How I Stopped Apologizing for Being Me


I used to say it so much. 
I’m sorry. No really if I was talking “I'm Sorry” was something that would always come out one way or another. Randy and I would have a conversation and if I had to repeat myself because I was talking too quietly I’d say “I’m sorry.” I would find a way to apologize for everything. It wasn’t even cause I was really sorry it was because I had such lack of confidence in myself and value that I felt that just being in someone's presence I needed to apologize. This continued for years. It even elevated so much that Randy mentioned to me that all I do is say sorry, to which I hung my head and said, “sorry”. 

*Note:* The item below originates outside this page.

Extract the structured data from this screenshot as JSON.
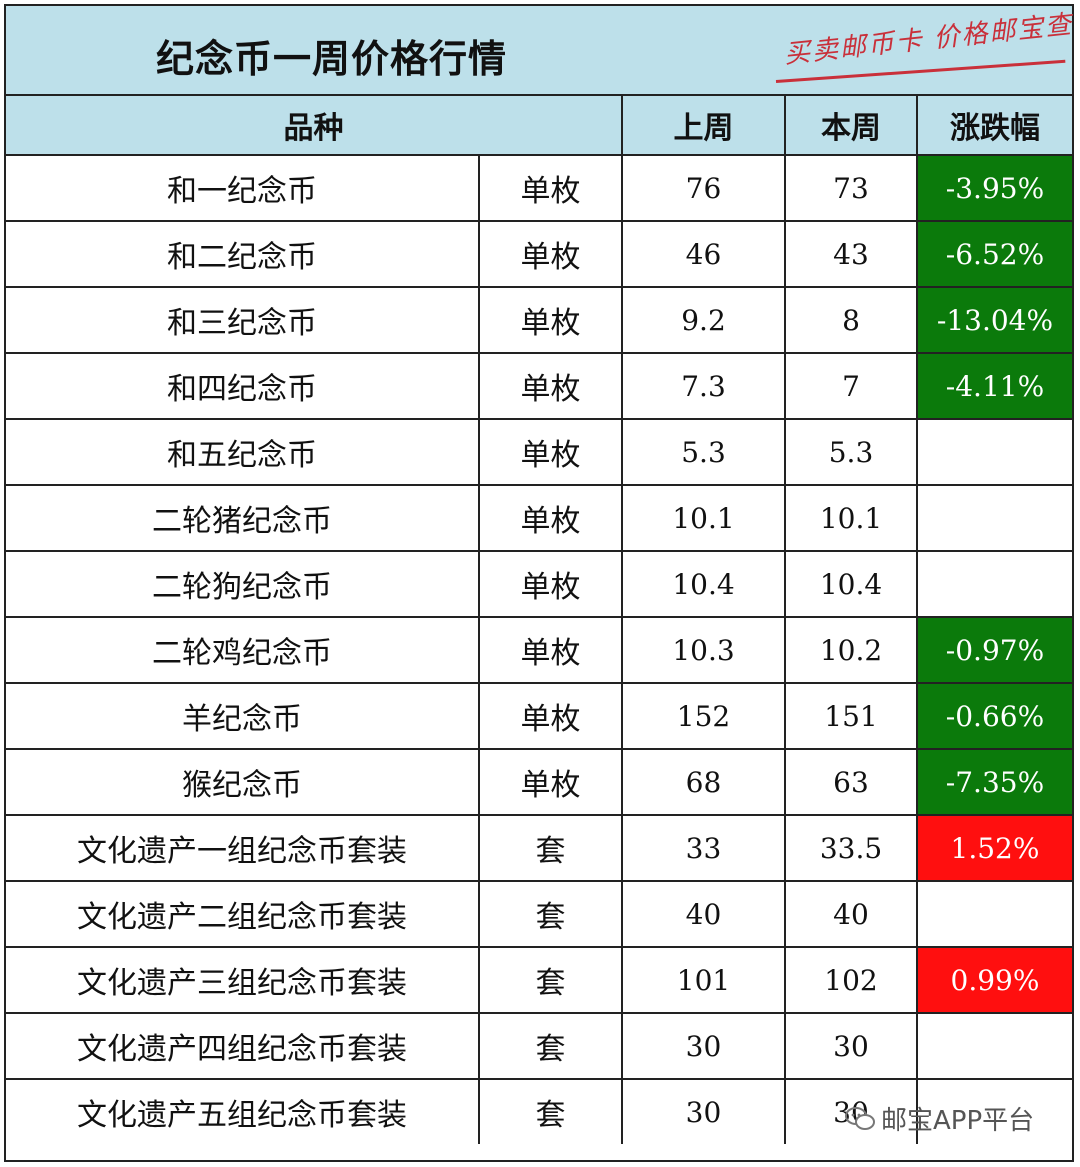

When I started to read some self-growth books I realized that these strong men and women had come from where I was currently. Frell if they could do it why couldn't I? I had to start to push for wanting more for myself, to start to love myself as I was currently so I could care enough about her to want better. As I started to do view myself in a different light, I was able to catch myself when I was ready to say that I was sorry. I mean, was I really sorry or was I about to say something because I had doubt in my actions, in myself? The more and more I put thought and love into myself I started to stop saying this word. Nowadays I only apologize for something I am truly sorry for. I’ve noticed Sammy starting to pick this habit up as well and I have taken action into working with her to boost up her self-love!
Seven of Nine is someone who came from the other side of being sorry. Her actions come from one of proficiently and logic, although she did start to share emotions. She had to learn to care for others as she was removed from the collective. In doing so she developed a mother-daughter relationship with Captain Janeway, a Father-Daughter relationship with The Doctor. She still held that confidence and knew when the word sorry should truly be said.
Have you gotten stuck in the "I’m sorry" cycle?